Menendez was accused last year of helping a Florida ophthalmologist with government business in exchange for campaign contributions and posh getaways. He has pleaded not guilty and has vowed to fight for his exoneration.

Menendez is arguing that he is protected by the constitution’s “speech or debate clause,” which prohibits prosecutions of congressmen for legislative activity. Prosecutors assert that Menendez has not been charged for “legislative acts,” but rather, for using the power that comes with his office to help a friend and benefactor.

A U.S. District Court judge in September rejected Menendez’s bid to dismiss the charges on “speech or debate” grounds, and he soon appealed. Two of the judges hearing his case Monday were appointed by Republican presidents — Kent A. Jordan by George W. Bush and Anthony J. Scirica by Ronald Reagan. The third, Thomas L. Ambro, was nominated by Bill Clinton.

Menendez’s friend and benefactor, Salomon Melgen, is also charged in the case with bribery and is awaiting trial.

The debate centers on different interpretations of Menendez’s actions and whether they were legislative. In the prosecutors’ telling, Menendez tried to influence immigration-visa proceedings for Melgen’s girlfriends; assisted Melgen in a dispute with the Center for Medicare and Medicaid Services, which claimed Melgen had overbilled by $8.9 million; and advocated for action to help Melgen make money from a port security contract in the Dominican Republic. None of Menendez’s conduct, they said, was truly legislative; he merely used his position to press those in other branches of government to help his friend.
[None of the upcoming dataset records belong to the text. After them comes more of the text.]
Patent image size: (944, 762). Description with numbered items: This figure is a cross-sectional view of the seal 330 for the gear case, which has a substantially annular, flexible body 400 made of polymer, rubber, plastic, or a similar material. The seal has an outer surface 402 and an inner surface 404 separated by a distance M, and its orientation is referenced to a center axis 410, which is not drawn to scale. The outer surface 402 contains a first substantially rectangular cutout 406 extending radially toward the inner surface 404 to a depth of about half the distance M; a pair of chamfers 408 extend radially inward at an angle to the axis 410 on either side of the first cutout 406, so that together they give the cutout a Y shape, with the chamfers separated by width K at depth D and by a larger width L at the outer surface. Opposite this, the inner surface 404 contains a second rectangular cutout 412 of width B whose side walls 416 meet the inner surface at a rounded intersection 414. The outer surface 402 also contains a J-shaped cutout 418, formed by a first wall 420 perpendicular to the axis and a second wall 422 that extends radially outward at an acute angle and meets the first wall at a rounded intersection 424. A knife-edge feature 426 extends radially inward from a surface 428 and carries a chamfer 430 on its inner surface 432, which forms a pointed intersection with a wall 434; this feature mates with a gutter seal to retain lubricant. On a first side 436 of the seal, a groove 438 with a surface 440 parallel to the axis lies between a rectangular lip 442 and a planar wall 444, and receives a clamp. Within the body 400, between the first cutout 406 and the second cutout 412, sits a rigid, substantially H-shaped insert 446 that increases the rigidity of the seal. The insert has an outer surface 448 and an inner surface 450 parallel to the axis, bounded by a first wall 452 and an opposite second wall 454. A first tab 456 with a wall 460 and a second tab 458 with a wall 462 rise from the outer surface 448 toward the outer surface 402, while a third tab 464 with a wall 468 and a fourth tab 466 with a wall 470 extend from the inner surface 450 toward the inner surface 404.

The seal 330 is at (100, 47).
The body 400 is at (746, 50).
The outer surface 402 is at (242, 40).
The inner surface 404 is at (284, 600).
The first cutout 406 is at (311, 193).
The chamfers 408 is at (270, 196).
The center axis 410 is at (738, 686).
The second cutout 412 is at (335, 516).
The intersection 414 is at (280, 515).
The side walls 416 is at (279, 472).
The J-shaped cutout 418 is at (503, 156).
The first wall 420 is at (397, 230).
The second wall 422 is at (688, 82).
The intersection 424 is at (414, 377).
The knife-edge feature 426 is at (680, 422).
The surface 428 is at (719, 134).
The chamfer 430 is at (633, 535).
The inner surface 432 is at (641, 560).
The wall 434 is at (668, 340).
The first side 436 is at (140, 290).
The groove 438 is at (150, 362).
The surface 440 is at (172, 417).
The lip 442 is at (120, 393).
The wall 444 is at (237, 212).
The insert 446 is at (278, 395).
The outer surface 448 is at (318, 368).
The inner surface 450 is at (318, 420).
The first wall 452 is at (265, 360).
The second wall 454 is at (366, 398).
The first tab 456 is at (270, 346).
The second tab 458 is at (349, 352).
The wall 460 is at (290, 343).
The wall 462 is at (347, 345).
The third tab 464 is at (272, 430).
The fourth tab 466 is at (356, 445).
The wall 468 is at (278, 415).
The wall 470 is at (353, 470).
In exchange, prosecutors said, Melgen lavished Menendez with first-class or private-jet flights, use of a Caribbean villa, access to an exclusive Dominican resort and a stay at a luxury hotel in Paris. Melgen also provided Menendez expensive meals, golf outings and hundreds of thousands of dollars to help his 2012 Senate campaign — often timed closely to help that Menendez gave Melgen, prosecutors alleged.

“The indictment does not allege legislative acts, and the Speech or Debate Clause does not immunize Appellant from its charges,” prosecutors wrote in a court filing, adding that the clause was not “a blanket protection shielding members of the Legislative Branch from any Executive Branch prosecution.”

Menendez’s attorneys argued that Menendez was often pursuing broader policy goals or oversight responsibilities, even when he was trying to influence those in other branches of government, and prosecutors had no evidence tying Menendez’s actions explicitly to Melgen’s largess. They said the lower court had interpreted what was protected by the speech or debate clause too narrowly, and its ruling “seriously undermines separation of powers.” The clause is intended to enhance the independence of the legislature and prevent its members from being intimidated by the executive or judicial branches of government.

“There has never been a bribery case that has been made by the Justice Department where the quo for the quid was the legislative act itself,” Menendez defense attorney Abbe Lowell said in court.

It was difficult to ascertain which way the judges were leaning. Jordan pressed Lowell on whether the actions Menendez took affected anyone but his friend, and the judge said at one point, “You seem to be attacking a little bit of a straw man here, Mr. Lowell.” Scirica said he was “having a hard time understanding why this is true legislative oversight” — which is critical, because if the judges thought Menendez was exercising legislative oversight, he would be protected. Ambro asked Lowell about how judges should handle conduct that fell in the “middle” between legislative and non-legislative activity.

But the judges also asked probing — albeit fewer — questions of prosecutors. Jordan, for example, asked Justice Department lawyer Peter Koski whether the judges might risk “opening up the gates” to civil lawsuits against legislators for taking action that might leave a company unhappy. Koski said he was not asking the judges to create new law and that Menendez’s attorneys were failing to “meaningfully engage the indictment.”

It is unclear when the appeals court might rule, though if they allow the case to go forward, Menendez will still be allowed to press his innocence at trial, a date for which has not been set. Lowell declined to comment after the hearing.